第二十六段 人との別れ

風も吹きあへずうつろふ人の心の花に、なれにし年月を思へば、あはれと聞きし言の葉ごとに忘れぬものから、我が世の外になりゆくならひこそ、なき人の別れよりもまさりて悲しきものなれ。されば白き糸の染まん事を悲しび、路のちまたの分かん事をなげく人もありけんかし。堀川院の百首の歌の中に、
むかし見し妹が墻根は荒れにけりつばなまじりの菫のみして
さびしき景色、さる事侍りけん。

風も吹きあへず:『古今和歌集』春下・貫之の「桜花疾く散りぬとも思ほえず人の心ぞ風も吹きあへず」(桜の花が早く散ってしまうとも思えない。人の心こそが風も間に合うように吹ききれない。)を踏まえている。
人の心の花:『古今和歌集』恋五・小野小町「色見えでうつろふものは世の中の人の心の花にぞありける」を踏まえている。

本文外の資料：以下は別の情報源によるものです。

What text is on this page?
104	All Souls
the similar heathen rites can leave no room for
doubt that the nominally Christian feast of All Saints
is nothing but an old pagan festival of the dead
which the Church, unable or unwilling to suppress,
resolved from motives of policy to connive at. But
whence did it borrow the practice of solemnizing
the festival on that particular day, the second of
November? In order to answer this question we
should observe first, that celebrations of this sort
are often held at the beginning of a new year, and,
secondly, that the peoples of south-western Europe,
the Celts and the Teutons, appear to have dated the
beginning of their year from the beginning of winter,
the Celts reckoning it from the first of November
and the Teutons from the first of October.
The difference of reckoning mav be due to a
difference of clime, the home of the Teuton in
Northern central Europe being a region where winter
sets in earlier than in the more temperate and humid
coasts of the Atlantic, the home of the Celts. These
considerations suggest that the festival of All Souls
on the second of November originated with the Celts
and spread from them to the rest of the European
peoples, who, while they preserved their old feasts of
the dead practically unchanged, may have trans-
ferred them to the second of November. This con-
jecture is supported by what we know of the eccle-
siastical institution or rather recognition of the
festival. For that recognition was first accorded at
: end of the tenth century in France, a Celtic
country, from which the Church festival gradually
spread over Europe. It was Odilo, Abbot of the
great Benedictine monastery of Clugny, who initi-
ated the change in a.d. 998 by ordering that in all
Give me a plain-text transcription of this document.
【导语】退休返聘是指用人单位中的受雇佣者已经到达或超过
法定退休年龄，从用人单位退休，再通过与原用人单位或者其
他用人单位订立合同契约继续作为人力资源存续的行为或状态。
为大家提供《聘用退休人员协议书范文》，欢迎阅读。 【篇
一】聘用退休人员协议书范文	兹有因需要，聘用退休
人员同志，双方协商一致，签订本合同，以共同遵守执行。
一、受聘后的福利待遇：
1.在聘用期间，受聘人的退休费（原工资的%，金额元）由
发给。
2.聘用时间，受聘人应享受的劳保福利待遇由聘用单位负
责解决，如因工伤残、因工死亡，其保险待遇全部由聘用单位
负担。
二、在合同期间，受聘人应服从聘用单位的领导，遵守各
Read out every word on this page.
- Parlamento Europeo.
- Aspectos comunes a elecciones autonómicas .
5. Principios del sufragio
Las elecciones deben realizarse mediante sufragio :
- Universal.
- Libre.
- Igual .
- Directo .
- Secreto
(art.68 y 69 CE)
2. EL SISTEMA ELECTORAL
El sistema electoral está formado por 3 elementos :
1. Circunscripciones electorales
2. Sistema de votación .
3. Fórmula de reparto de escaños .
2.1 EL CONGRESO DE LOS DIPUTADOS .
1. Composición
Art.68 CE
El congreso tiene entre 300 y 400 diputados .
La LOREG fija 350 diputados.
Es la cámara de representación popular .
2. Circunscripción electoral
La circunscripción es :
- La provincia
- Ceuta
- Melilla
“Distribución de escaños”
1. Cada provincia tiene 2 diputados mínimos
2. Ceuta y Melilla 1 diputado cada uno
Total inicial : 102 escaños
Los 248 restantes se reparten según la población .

「風も吹き間に合わない前に散る花のように、移り変わってゆく人の心の花に、慣れ親しんでしまった月日を思えば、しみじみと心動かされて聞いた言葉の一つ一つが忘れないものの、その相手が我が生活から離れてゆく世の習いこそ、亡き人との別れよりも勝って、悲しいものであるが、だから、白い糸がいずれ別の色に染まることを悲しみ、別れ道が二股に分かれること嘆く人もあったのだろうよ。堀川院の百首の歌の中に、
昔親しく逢ったあの子の垣根は荒れてしまった。チガヤ混じりの菫ばかりで
とあるのは、寂しい光景、それに伴うしかるべき思いがございましたのでしょう。」

前段で建物について述べたのに続けて、人との繋がりのはかなさを言う。名歌を引きながら自説を巧みに展開している。生きている人と疎遠になるのは、死別よりも悲しいと言う。逢える手段や機会がない訳ではないのに逢えないからだ。ましてそれが恋人であれば尚更である。例によって、この主題自体にオリジナリティは感じられない。表現の巧みさを見せつける手段にさえ思える。

コメント

  1. すいわ より:

    上手いですよね、時代の隔たりを感じさせることなく、共感してしまいます。
    風のように留まることなく移ろい儚いもの、なるほど人の心はそうした所があるかも知れません。確かに死別と離別では心の痛み方が違います。でも、思いがあればこそ痛む事を考えると、心がただ虚しいものとはとらえたくないですね。

    • 山川 信一 より:

      名歌を巧みに織り交ぜた名文ですね。読み手の心を惹き付けます。
      しかし、一歩踏み込んだ思索の後が無いのが残念な気がします。